Note I set the crop size to 100. So after changing to 3 the crop size, I get:

ValueError: The initial value's shape ((64,)) is not compatible with the explicitly supplied `shape` argument ((2,)).

I guess because it's iterating over a new image.

I run the training this way:

python deeplab2/trainer/train.py \
    --config_file=/home/ec2-user/SageMaker/dish_segmentation/config_files/resnet50_os16_semantic.textproto \
    --mode=train \
    --model_dir=/home/rcruz/PycharmProjects/dish_segmentation/model \
    --num_gpus=1

Could you please help me with any clue.

I am beginner on segmentation models, so I might be making incorrect assumptions.

Thanks a lot!

aquariusjay commented 2 years ago

Hi @rcruzgar,

Thanks for the issue. However, it goes beyond our scope to help you debug. We would suggest you run our provided tutorials (e.g., Cityscapes).

Cheers,

VeSt-hub commented 1 year ago

Hi!) Got the same issue with semantic segmentation. @rcruzgar, may be you've already solved it?

Thanks a lot!

aquariusjay commented 1 year ago

Hello,

Thanks for reporting the issue. Unfortunately, if you want to train a semantic-only model, you could not use the trained panoptic checkpoints for initialization (as shown in the error log that the job fails to load the trained checkpoint). You need to train a new one by yourself.

Cheers,

VeSt-hub commented 1 year ago

It means that there are no pretrain models for semantic only in deeplab2 repo, right?

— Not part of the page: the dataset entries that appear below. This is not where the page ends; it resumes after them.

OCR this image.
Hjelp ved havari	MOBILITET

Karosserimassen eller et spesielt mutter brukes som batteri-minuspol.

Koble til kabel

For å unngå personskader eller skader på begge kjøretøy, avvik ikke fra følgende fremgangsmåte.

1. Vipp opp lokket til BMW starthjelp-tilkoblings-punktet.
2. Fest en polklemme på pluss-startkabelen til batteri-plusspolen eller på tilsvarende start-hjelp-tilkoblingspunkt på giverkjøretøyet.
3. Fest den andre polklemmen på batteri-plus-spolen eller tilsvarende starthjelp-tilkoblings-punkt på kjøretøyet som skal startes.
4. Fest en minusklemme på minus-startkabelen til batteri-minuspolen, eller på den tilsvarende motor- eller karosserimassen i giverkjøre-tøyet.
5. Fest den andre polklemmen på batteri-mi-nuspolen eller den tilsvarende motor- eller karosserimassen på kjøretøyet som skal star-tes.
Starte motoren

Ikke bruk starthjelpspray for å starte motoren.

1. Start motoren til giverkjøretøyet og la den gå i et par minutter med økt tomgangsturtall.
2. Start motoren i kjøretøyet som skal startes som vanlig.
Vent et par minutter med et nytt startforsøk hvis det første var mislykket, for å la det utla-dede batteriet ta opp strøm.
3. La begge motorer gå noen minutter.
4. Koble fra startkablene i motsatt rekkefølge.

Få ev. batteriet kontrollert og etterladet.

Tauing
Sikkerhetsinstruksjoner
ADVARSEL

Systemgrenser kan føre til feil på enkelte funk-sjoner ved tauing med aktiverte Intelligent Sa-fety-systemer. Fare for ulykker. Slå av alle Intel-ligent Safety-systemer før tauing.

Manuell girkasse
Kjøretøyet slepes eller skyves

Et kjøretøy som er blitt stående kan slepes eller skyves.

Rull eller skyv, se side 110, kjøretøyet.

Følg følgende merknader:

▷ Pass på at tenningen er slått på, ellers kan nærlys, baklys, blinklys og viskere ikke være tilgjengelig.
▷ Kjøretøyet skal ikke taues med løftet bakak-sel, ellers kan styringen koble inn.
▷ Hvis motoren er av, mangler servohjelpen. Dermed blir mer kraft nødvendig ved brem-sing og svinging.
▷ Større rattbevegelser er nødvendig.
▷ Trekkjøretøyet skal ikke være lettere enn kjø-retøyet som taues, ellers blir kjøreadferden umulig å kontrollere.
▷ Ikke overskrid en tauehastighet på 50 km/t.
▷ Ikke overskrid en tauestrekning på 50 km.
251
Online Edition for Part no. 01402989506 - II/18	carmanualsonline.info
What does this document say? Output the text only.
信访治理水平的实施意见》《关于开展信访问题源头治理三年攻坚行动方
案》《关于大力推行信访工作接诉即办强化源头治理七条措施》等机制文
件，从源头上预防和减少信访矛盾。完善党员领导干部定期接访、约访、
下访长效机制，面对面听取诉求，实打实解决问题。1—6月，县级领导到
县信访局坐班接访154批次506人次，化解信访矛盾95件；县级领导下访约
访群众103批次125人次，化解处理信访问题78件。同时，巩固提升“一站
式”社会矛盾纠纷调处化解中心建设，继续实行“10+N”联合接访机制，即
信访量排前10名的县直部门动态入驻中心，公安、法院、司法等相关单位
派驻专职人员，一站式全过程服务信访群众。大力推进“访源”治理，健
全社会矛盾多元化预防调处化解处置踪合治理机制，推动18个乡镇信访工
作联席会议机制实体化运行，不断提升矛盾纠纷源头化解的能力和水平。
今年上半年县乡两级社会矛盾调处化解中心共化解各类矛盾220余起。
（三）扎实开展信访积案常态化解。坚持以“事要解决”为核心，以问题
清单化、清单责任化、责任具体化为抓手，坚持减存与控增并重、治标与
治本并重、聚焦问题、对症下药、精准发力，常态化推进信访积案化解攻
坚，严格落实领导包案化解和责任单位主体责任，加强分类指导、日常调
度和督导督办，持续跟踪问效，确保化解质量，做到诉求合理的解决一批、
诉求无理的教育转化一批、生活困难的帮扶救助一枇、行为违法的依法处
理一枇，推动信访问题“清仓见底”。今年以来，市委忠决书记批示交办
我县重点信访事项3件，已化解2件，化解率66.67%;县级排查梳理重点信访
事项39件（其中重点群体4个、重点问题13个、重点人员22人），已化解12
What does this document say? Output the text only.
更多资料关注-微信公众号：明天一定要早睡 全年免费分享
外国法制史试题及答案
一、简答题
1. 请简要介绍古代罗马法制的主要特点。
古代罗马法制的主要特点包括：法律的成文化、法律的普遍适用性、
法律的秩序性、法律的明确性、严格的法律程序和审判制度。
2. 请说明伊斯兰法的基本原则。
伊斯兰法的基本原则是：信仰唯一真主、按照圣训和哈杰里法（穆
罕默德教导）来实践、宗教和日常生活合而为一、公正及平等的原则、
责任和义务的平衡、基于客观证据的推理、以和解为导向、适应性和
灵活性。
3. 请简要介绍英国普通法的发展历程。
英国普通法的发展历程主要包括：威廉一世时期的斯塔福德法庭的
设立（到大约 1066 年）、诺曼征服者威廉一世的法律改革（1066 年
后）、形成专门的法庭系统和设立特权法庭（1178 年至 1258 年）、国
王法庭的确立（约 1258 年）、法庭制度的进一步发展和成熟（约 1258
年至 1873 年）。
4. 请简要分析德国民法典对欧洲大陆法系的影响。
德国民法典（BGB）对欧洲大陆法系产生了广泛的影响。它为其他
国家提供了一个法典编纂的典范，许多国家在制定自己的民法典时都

shogoinadomi commented 5 months ago

Hi, I attached restore_semantic_last_layer_from_initial_checkpoint : false with a textproto file like model_options { initial_checkpoint: path-to-pretrained-model (for me it was max_deeplab_l_backbone_os16_axial_deeplab_cityscapes_trainfine/ckpt-60000) restore_semantic_last_layer_from_initial_checkpoint: false

... } then it worked for my own semantic only dataset.